North Korea has spelled out in its clearest terms yet its intention to launch what it describes as a "communications satellite."

A South Korean watches a television news showing a file image of North Korea's missile, at a railway station in Seoul, S. Korea, 24 Feb 2009
A South Korean watches  television news showing file image of North Korea's missile, at railway station in Seoul, 24 Feb 2009
Official North Korean media broadcast a statement Tuesday from the country's science ministry saying "preparations to launch an experimental communications satellite are now making brisk headway."

North Korea has not specified when it will conduct the launch, which it says will carry a satellite named Kwangmyongsong 2 into orbit. North Korean media says the successful launch will be "another giant stride forward in building an economic power."

It is the clearest confirmation Pyongyang has given of U.S. and South Korean suspicions the North intends to launch a long-range rocket potentially capable of reaching the United States. South Korea's Defense Minister rejected the notion of a satellite launch Tuesday, saying the North was planning a ballistic missile test.

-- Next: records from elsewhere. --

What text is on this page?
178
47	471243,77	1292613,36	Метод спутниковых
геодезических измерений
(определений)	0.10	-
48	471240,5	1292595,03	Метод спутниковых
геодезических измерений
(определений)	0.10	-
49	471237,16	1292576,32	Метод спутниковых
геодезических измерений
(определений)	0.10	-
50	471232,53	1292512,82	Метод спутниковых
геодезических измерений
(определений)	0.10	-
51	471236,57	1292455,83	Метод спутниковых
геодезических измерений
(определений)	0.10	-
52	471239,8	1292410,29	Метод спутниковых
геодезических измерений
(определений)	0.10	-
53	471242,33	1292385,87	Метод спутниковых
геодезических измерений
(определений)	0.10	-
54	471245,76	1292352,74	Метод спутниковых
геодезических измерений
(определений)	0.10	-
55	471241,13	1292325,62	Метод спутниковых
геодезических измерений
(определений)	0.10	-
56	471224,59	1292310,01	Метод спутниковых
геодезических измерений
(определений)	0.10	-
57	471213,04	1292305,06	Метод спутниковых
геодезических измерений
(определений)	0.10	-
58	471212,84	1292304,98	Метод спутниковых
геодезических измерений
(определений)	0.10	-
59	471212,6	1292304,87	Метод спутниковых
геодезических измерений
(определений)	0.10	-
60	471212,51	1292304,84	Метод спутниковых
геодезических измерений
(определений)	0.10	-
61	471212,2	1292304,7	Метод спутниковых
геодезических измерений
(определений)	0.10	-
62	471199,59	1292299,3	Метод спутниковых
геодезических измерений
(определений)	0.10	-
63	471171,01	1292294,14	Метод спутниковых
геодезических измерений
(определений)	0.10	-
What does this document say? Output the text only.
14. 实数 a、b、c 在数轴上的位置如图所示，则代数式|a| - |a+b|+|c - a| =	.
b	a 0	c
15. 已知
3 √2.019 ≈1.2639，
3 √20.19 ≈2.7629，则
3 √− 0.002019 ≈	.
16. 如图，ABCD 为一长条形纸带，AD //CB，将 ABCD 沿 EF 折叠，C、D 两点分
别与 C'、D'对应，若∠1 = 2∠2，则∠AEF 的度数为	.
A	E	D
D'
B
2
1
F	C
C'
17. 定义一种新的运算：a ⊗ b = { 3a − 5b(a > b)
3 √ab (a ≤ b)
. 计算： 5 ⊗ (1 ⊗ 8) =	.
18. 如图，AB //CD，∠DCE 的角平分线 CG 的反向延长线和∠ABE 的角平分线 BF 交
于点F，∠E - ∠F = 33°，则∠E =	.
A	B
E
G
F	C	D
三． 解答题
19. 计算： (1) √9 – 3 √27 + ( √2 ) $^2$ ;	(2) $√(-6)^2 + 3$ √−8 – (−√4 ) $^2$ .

Baek Seung-joo, a senior researcher at the state-backed Korean Institute of Defense Analyses in Seoul, says Tuesday's announcement means a launch is now inevitable.

He says this is just like 2006, when North Korea carried out its nuclear weapons test after announcing it first. Now that they have gone public, he says, Pyongyang cannot help but conduct the launch in order to demonstrate its strong will.

North Korea's last test of its most advanced long-range missile was in 2006, a few months before the nuclear test. It triggered sharp United Nations sanctions in the form of United Nations resolution 1718, which also prohibited future missile launches.

South Korea's Foreign Ministry repeated warnings Tuesday that a North Korean launch would violate that resolution, and trigger more U.N. punishment.

Yang Moo-jin, a professor at Seoul's University of North Korean Studies, says the legality may not be so black and white.

He says labeling this a satellite launch may help Pyongyang skirt the United Nations resolution, which mainly dealt with ballistic missiles.

Joseph Bermudez, a senior analyst with Jane's Defense Weekly, is one of the world's top experts on North Korea's missile programs. He says even if the launch is a satellite, the North's missile program will benefit.

"So anything they could do to develop the Space Launch Vehicle is very much applicable to a ballistic missile program," he said. "Materials and technology for one could help the other."

Bermudez has said satellite imagery indicates the launch could come any day now. Many South Korean experts have a more conservative estimate, saying a launch is unlikely before next month.